The OECD’s Nuclear Energy Agency report “Unlocking Reductions in the Construction Costs of Nuclear: A Practical Guide for Stakeholders,” found that stakeholder and public confidence in the ability of the nuclear industry to build new projects had been eroded.
“The perception that new nuclear plants carry high project risk dissuades investors and has further reduced the ability of countries to attract financing for future projects. These issues are not present in countries that have been building plants continuously,” the report said.
In countries with a constant churn of nuclear build, experienced project organizations and well-established supply chains meant projects are on time and on budget, it said.
“This suggests that the challenges experienced by many FOAK projects are not inherent to the nuclear technology itself but rather depend on the conditions in which projects are being delivered and on the interactions among the various project participants involved,” the report found.
Nuclear New Build Learning Curve
(Source: OECD adapted from Yemm et al. (2012), "Pelamis: Experience from concept to conception)
In a World Nuclear Association webinar mid-September, stakeholder confidence was named one of the main drivers behind whether a project might hold within, or overshoot, budget constraints.
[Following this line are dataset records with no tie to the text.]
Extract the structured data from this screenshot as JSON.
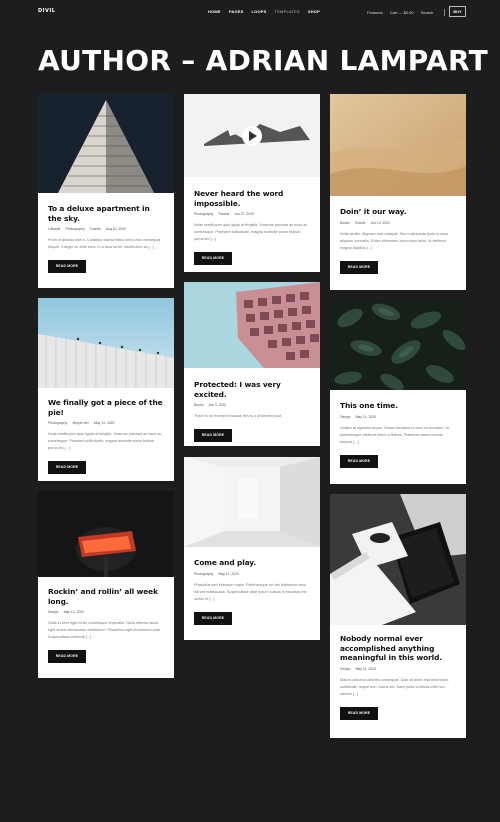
{
  "header": {
    "logo": "DIVIL",
    "nav": [
      "HOME",
      "PAGES",
      "LOOPS",
      "TEMPLATES",
      "SHOP"
    ],
    "right": [
      "Features",
      "Cart — $0.00",
      "Search"
    ],
    "buy": "BUY"
  },
  "page_title": "AUTHOR – ADRIAN LAMPART",
  "read_more": "READ MORE",
  "cards": [
    {
      "title": "To a deluxe apartment in the sky.",
      "meta": [
        "Lifestyle",
        "Photography",
        "Travels",
        "Aug 10, 2020"
      ],
      "excerpt": "Proin id gravida libero. Curabitur lacinia tellus sed purus consequat aliquet. Integer eu ante eros. In a arcu tortor. Vestibulum ac [...]"
    },
    {
      "title": "We finally got a piece of the pie!",
      "meta": [
        "Photography",
        "Simple Mix",
        "May 14, 2020"
      ],
      "excerpt": "Nulla vestibulum quis ligula at fringilla. Vivamus pulvinar ac risus ac scelerisque. Praesent sollicitudin, magna molestie porta finibus, purus leo [...]"
    },
    {
      "title": "Rockin’ and rollin’ all week long.",
      "meta": [
        "Design",
        "May 13, 2020"
      ],
      "excerpt": "Nulla id sem eget tortor scelerisque imperdiet. Nulla efficitur lacus eget lectus elementum vestibulum. Phasellus eget fermentum ante. Suspendisse vehicula [...]"
    },
    {
      "title": "Never heard the word impossible.",
      "meta": [
        "Photography",
        "Travels",
        "Jun 27, 2020"
      ],
      "excerpt": "Nulla vestibulum quis ligula at fringilla. Vivamus pulvinar ac risus ac scelerisque. Praesent sollicitudin, magna molestie porta finibus, purus leo [...]"
    },
    {
      "title": "Protected: I was very excited.",
      "meta": [
        "Books",
        "Jan 3, 2020"
      ],
      "excerpt": "There is no excerpt because this is a protected post."
    },
    {
      "title": "Come and play.",
      "meta": [
        "Photography",
        "May 12, 2020"
      ],
      "excerpt": "Phasellus sed interdum turpis. Pellentesque eu nisl bibendum arcu rutrum malesuada. Suspendisse vitae ipsum cursus in faucibus est luctus et [...]"
    },
    {
      "title": "Doin’ it our way.",
      "meta": [
        "Books",
        "Travels",
        "Jun 14, 2020"
      ],
      "excerpt": "Nulla facilisi. Aliquam erat volutpat. Sed malesuada justo in risus aliquam convallis. Etiam bibendum accumsan dolor, ut eleifend magna dapibus [...]"
    },
    {
      "title": "This one time.",
      "meta": [
        "Design",
        "May 14, 2020"
      ],
      "excerpt": "Nullam at egestas neque. Donec tincidunt ut arcu eu tincidunt. Ut pellentesque eleifend lorem a finibus. Praesent varius mauris tempus [...]"
    },
    {
      "title": "Nobody normal ever accomplished anything meaningful in this world.",
      "meta": [
        "Design",
        "May 11, 2020"
      ],
      "excerpt": "Mauris placerat ultricies consequat. Duis sit amet erat bibendum, sollicitudin neque non, luctus leo. Nam porta vehicula velit non ultrices [...]"
    }
  ]
}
“Inconstant commitment by governments to nuclear technologies can make conditions for nuclear generation very uncertain and this can also result in not achieving economy of scale that should be available in the nuclear generation sector. Then the ability to bring costs down over the long term has been missed,” Jostein Kristensen, partner at energy consultant Oxera, said.
Apples and Oranges
While FOAK factors and financial and political risk were widely agreed to pile on costs for the sector, some during the WNA webinar questioned whether nuclear generation should even be measured in the same way as other power generating technologies.
Levelized Cost of Energy (LCOE) is the standard way of comparing two power producing technologies – it does not matter how the power is generated but how much will it cost the end user. However, some claim that this approach is like comparing apples and oranges.
“Using LCOE to compare generation costs has become widespread practice, however the approach based on LCOE associated with different generation technology or any other measure of total lifecycle production costs per megawatt hour provided does not take in to account different system costs,” said Leonam dos Santos Guimaraes, Director for Planning, Management and Environment at Eletronuclear.
This effectively treats all generated megawatt hours, regardless of source, as a homogenous problem of a commodity of a single price, which electricity is not, he said.
The cost does not measure the value, dos Santos Guimaraes noted, an argument that is being increasingly put forward as the world attempts find a way to eliminate greenhouse gases and become carbon neutral without endangering industrial growth and progress.
“It would be like saying a car costs a lot more than a bicycle so we should all buy bicycles. This disregards that cars and bicycles are providing services of different natures,” he said.